I have this internet friend. They live in a different country so we have never met face to face; however we have been talking pretty much all day everyday since October 2019 (we talked before then but do way near as often due to my mental health at the time.) We have talked about all sorts of stuff, from silly jokes to deeply personal things, and they are by far and away the closest friend I have ever had in my life. They are also currently my only friend.
To understand things properly I should explain that I have a LONG history of being brushed aside when it comes to former friends and acquaintances. I'm always the person who everyone forgets about the moment I'm no longer in the room with them, the one people make up excuses not to see or the one who people completely forget about the moment they get a romantic partner to take up their attention.
Now, until recently my internet friend (who I will refer to as A) didn't really have much of a social life or many friends to hang out with so I had them pretty much all to myself.
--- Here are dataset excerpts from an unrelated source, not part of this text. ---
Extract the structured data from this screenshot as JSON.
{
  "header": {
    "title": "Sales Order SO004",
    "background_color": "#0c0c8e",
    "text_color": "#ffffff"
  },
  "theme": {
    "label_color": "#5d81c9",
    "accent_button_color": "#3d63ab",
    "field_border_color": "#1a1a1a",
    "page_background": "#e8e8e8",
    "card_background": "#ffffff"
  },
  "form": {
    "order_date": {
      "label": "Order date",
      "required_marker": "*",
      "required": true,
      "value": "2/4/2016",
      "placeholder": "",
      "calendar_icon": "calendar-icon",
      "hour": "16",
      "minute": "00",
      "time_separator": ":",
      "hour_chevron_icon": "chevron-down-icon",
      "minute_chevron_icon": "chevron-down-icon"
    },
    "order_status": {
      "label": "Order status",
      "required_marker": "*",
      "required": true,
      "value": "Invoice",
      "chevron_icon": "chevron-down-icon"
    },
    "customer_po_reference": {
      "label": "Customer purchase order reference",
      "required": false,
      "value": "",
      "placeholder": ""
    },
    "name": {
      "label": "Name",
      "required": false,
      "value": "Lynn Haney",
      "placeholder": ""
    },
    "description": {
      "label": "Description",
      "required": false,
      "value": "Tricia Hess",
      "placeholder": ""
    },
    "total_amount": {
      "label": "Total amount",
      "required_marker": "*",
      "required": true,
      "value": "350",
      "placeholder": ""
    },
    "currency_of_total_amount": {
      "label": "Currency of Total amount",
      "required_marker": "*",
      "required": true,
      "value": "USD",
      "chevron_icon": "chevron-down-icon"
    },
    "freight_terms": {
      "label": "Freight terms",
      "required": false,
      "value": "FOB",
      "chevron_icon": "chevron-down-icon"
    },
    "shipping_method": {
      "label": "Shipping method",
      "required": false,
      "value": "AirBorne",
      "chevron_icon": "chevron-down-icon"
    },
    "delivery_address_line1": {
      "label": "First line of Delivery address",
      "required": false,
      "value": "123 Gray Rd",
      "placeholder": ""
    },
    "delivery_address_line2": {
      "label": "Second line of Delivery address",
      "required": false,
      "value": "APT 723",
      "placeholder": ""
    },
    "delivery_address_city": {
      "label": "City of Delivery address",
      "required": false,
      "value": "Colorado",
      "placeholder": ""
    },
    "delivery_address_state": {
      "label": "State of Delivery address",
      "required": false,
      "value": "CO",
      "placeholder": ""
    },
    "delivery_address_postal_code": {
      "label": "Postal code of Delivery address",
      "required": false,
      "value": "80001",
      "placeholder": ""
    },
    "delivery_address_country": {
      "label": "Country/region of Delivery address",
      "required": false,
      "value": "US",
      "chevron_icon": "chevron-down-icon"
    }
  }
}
They were really sad about not having more people in their life though and as I, naturally, hated seeing my friend upset I was just as hopeful as they were that they would find some opportunities to change that. However, now A has started hanging out with people more and I am feeling VERY jealous.
It's actually gotten to the point where I get jealous hearing about people they have spent time with in the past (romantic partners and friends from YEARS ago who they no longer have contact with) so obviously something has to be done to get this on check.
I know that it is stupid, irrational and mean of me to feel this way. After all, friendship isn't exclusive so I can hardly expect them to not hang out with anyone, especially seeing as A and I could never actually hang out together. It would be unfair and cruel. Needless to say I haven't mentioned my feelings to A. They are prone to depression as it is and this is a rare moment of happiness for them. I don't want to bring them down with my own stupid selfishness.
However, I don't know how to deal with my jealousy and make it go away. It's not an emotion I have much experience with. Does anyone have any advice?